Sorpresa en el Festival de Cannes A Hidden Life. La transparencia de lo oculto

Un alter Chritus entre el pecado y la gracia

Malick vuelve a los profetas mayores. Juntos con La delgada línea roja y El árbol de la vida, “Una vida oculta” forma parte de sus obras mayores. La figura crística oculta de Franz Jägerstätter se coloca en el centro del drama cósmico del pecado y la gracia, columna vertebral del cineasta-teólogo.

En Cannes ha vuelto a ser una bandera discutida, los admiradores y los detractores se reparten los papeles. Algunos la citan como Palma de Oro, no creo que sea el caso. La novedad estilística que supuso hace ocho años su obra ya no tiene la misma actualidad. La opción rotunda y empecinadamente espiritual se convertirá en piedra de tropiezo. Malick seguirá siendo maestro pero fuera de foco.

Malick vuelve esta vez a la narración lineal.  Franz y Franziska viven en el paraíso de las montañas austriacas, cerca del pueblo donde nació Hitler, la sombra de la serpiente.
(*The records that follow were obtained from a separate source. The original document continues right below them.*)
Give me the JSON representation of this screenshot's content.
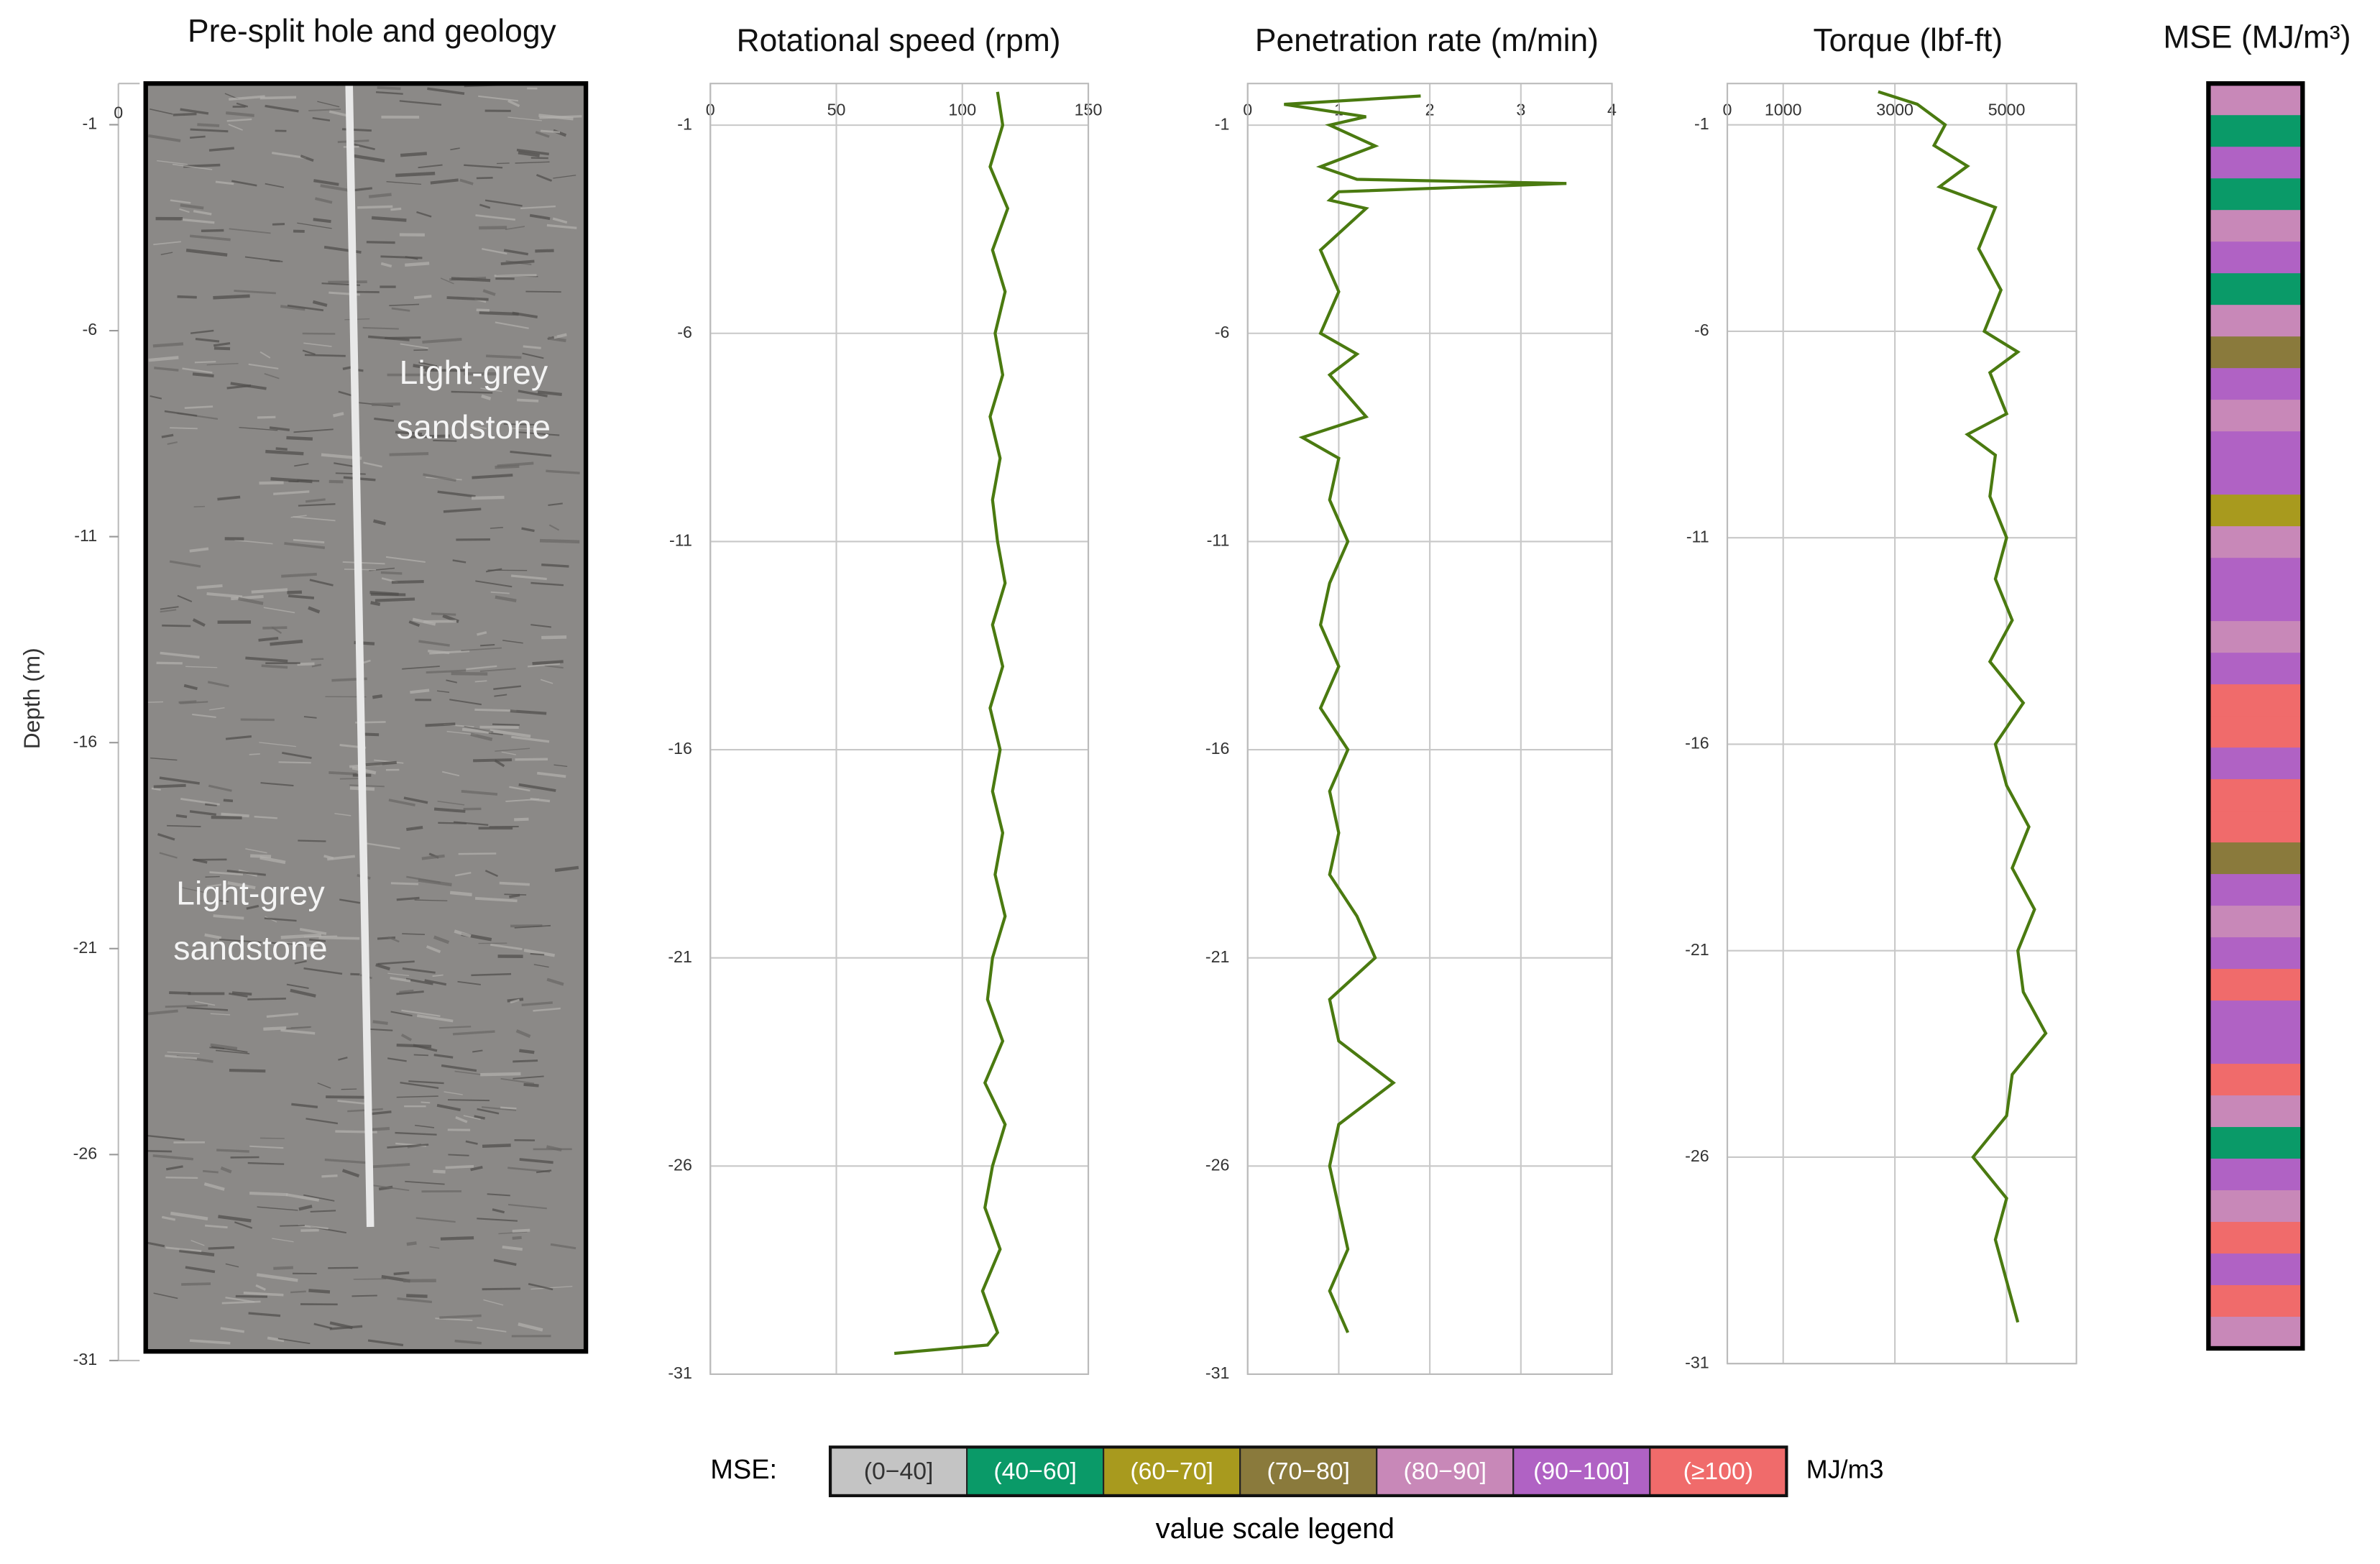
{
  "chart_data": [
    {
      "type": "image",
      "title": "Pre-split hole and geology",
      "ylabel": "Depth (m)",
      "annotations": [
        [
          "Light-grey",
          "sandstone"
        ],
        [
          "Light-grey",
          "sandstone"
        ]
      ],
      "xlim": [
        0,
        1
      ],
      "xticks": [
        0
      ],
      "ylim": [
        -31,
        0
      ],
      "yticks": [
        -1,
        -6,
        -11,
        -16,
        -21,
        -26,
        -31
      ]
    },
    {
      "type": "line",
      "title": "Rotational speed (rpm)",
      "color": "#4a7a10",
      "grid": true,
      "xlim": [
        0,
        150
      ],
      "xticks": [
        0,
        50,
        100,
        150
      ],
      "ylim": [
        -31,
        0
      ],
      "yticks": [
        -1,
        -6,
        -11,
        -16,
        -21,
        -26,
        -31
      ],
      "depth": [
        -0.2,
        -1,
        -2,
        -3,
        -4,
        -5,
        -6,
        -7,
        -8,
        -9,
        -10,
        -11,
        -12,
        -13,
        -14,
        -15,
        -16,
        -17,
        -18,
        -19,
        -20,
        -21,
        -22,
        -23,
        -24,
        -25,
        -26,
        -27,
        -28,
        -29,
        -30,
        -30.3,
        -30.5
      ],
      "values": [
        114,
        116,
        111,
        118,
        112,
        117,
        113,
        116,
        111,
        115,
        112,
        114,
        117,
        112,
        116,
        111,
        115,
        112,
        116,
        113,
        117,
        112,
        110,
        116,
        109,
        117,
        112,
        109,
        115,
        108,
        114,
        110,
        73
      ]
    },
    {
      "type": "line",
      "title": "Penetration rate (m/min)",
      "color": "#4a7a10",
      "grid": true,
      "xlim": [
        0,
        4
      ],
      "xticks": [
        0,
        1,
        2,
        3,
        4
      ],
      "ylim": [
        -31,
        0
      ],
      "yticks": [
        -1,
        -6,
        -11,
        -16,
        -21,
        -26,
        -31
      ],
      "depth": [
        -0.3,
        -0.5,
        -0.8,
        -1,
        -1.5,
        -2,
        -2.3,
        -2.4,
        -2.6,
        -2.8,
        -3,
        -4,
        -5,
        -6,
        -6.5,
        -7,
        -8,
        -8.5,
        -9,
        -10,
        -11,
        -12,
        -13,
        -14,
        -15,
        -16,
        -17,
        -18,
        -19,
        -20,
        -21,
        -22,
        -23,
        -24,
        -25,
        -26,
        -27,
        -28,
        -29,
        -30
      ],
      "values": [
        1.9,
        0.4,
        1.3,
        0.9,
        1.4,
        0.8,
        1.2,
        3.5,
        1.0,
        0.9,
        1.3,
        0.8,
        1.0,
        0.8,
        1.2,
        0.9,
        1.3,
        0.6,
        1.0,
        0.9,
        1.1,
        0.9,
        0.8,
        1.0,
        0.8,
        1.1,
        0.9,
        1.0,
        0.9,
        1.2,
        1.4,
        0.9,
        1.0,
        1.6,
        1.0,
        0.9,
        1.0,
        1.1,
        0.9,
        1.1
      ]
    },
    {
      "type": "line",
      "title": "Torque (lbf-ft)",
      "color": "#4a7a10",
      "grid": true,
      "xlim": [
        0,
        6250
      ],
      "xticks": [
        0,
        1000,
        3000,
        5000
      ],
      "ylim": [
        -31,
        0
      ],
      "yticks": [
        -1,
        -6,
        -11,
        -16,
        -21,
        -26,
        -31
      ],
      "depth": [
        -0.2,
        -0.5,
        -1,
        -1.5,
        -2,
        -2.5,
        -3,
        -4,
        -5,
        -6,
        -6.5,
        -7,
        -8,
        -8.5,
        -9,
        -10,
        -11,
        -12,
        -13,
        -14,
        -15,
        -16,
        -17,
        -18,
        -19,
        -20,
        -21,
        -22,
        -23,
        -24,
        -25,
        -26,
        -27,
        -28,
        -29,
        -30
      ],
      "values": [
        2700,
        3400,
        3900,
        3700,
        4300,
        3800,
        4800,
        4500,
        4900,
        4600,
        5200,
        4700,
        5000,
        4300,
        4800,
        4700,
        5000,
        4800,
        5100,
        4700,
        5300,
        4800,
        5000,
        5400,
        5100,
        5500,
        5200,
        5300,
        5700,
        5100,
        5000,
        4400,
        5000,
        4800,
        5000,
        5200
      ]
    },
    {
      "type": "strip",
      "title": "MSE (MJ/m³)",
      "classes": [
        4,
        1,
        5,
        1,
        4,
        5,
        1,
        4,
        3,
        5,
        4,
        5,
        5,
        2,
        4,
        5,
        5,
        4,
        5,
        6,
        6,
        5,
        6,
        6,
        3,
        5,
        4,
        5,
        6,
        5,
        5,
        6,
        4,
        1,
        5,
        4,
        6,
        5,
        6,
        4
      ],
      "legend": {
        "label": "MSE:",
        "unit": "MJ/m3",
        "caption": "value scale legend",
        "categories": [
          "(0−40]",
          "(40−60]",
          "(60−70]",
          "(70−80]",
          "(80−90]",
          "(90−100]",
          "(≥100)"
        ],
        "colors": [
          "#c4c4c4",
          "#0a9a68",
          "#a89a1e",
          "#8a7a3c",
          "#c888b8",
          "#b062c4",
          "#f06b6b"
        ],
        "text_colors": [
          "#333333",
          "#ffffff",
          "#ffffff",
          "#ffffff",
          "#ffffff",
          "#ffffff",
          "#ffffff"
        ]
      }
    }
  ]
}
Allí se despliega su historia de amor rodeados de sus tres hijas y un entorno natural idílico. Todo es bondad y felicidad. Hasta aquí la primera parte de las tres horas de duración. Luego empieza el relato del descenso a los infiernos. Con el nazismo, en St. Radegund se impone su ley, sin embargo Franz y su esposa se niegan a acatarla. Los vecinos comienzan a acosarles bajo la acusación de antipatriotas, patria y Dios se unen también poniendo en cuestión al protagonista que ejerce también de sacristán. La desgracia avanza con la orden de reclutamiento. La conciencia dice no matar, pero la norma de la violencia impone ir a la II Guerra Mundial. La degradación, la cárcel y la ejecución será el calvario. La actuación de August Diehl es austera, silenciosa, firme, convincente. Él es la dignidad creyente. La interpretación de la austriaca Valerie Pachner es la fidelidad al amor.

Pero el argumento no agota es estilo de la repetición. La imagen reiterada en su belleza desde todos los ángulos de cámara, los diálogos retenidos en los monólogos en off, en las cartas rememoradas, y en las oraciones enviadas. Y nuevamente la música de compositores sagrados contemporáneos: Henryk Górecki, Arvo Pärt, Wojciech Kilar. La linealidad es desbordada por la contemplación. Para comprender es necesario quedarse, traspasar la epidermis insistiendo a los sentidos: color, sonido, símbolo y mensaje. Solo envolviendo la historia penetra y para ello se toma su tiempo. “Hay un tiempo para nacer, y un tiempo para morir; un tiempo para plantar, y un tiempo para cosechar; un tiempo para matar, y un tiempo para sanar; un tiempo para destruir, y un tiempo para construir; un tiempo para llorar, y un tiempo para reír” ( Ec 3,2-4). Este es el cine de Malick, a contracorriente narrativa.

La poesía profundiza el drama. La dignidad de la conciencia trascendida. El amor resistente aunque dolorido. Lo oculto de las sepulturas olvidadas de George Eliot tras la elocuencia de los mártires-santos. “El efecto que ejerció sobre aquellos que le rodearon fue incalculablemente extenso” como decía Mary Anne Evans citada al final de la película. Porque la historia contada es verdadera, la de un beato reconocido por la iglesia católica el año 2007.

Quizás molesta que sea la película más cristológica del director. Los personajes que no representan a Jesús pero que están inspirados por su vida son siempre inquietantes. Ahora a la Gelsomina de “La Strada” o al Walt Kowalski de “Gran Torino” habrá que añadir a Franz, un campesino oculto pero trasparencia de Jesucristo. Malick dixit.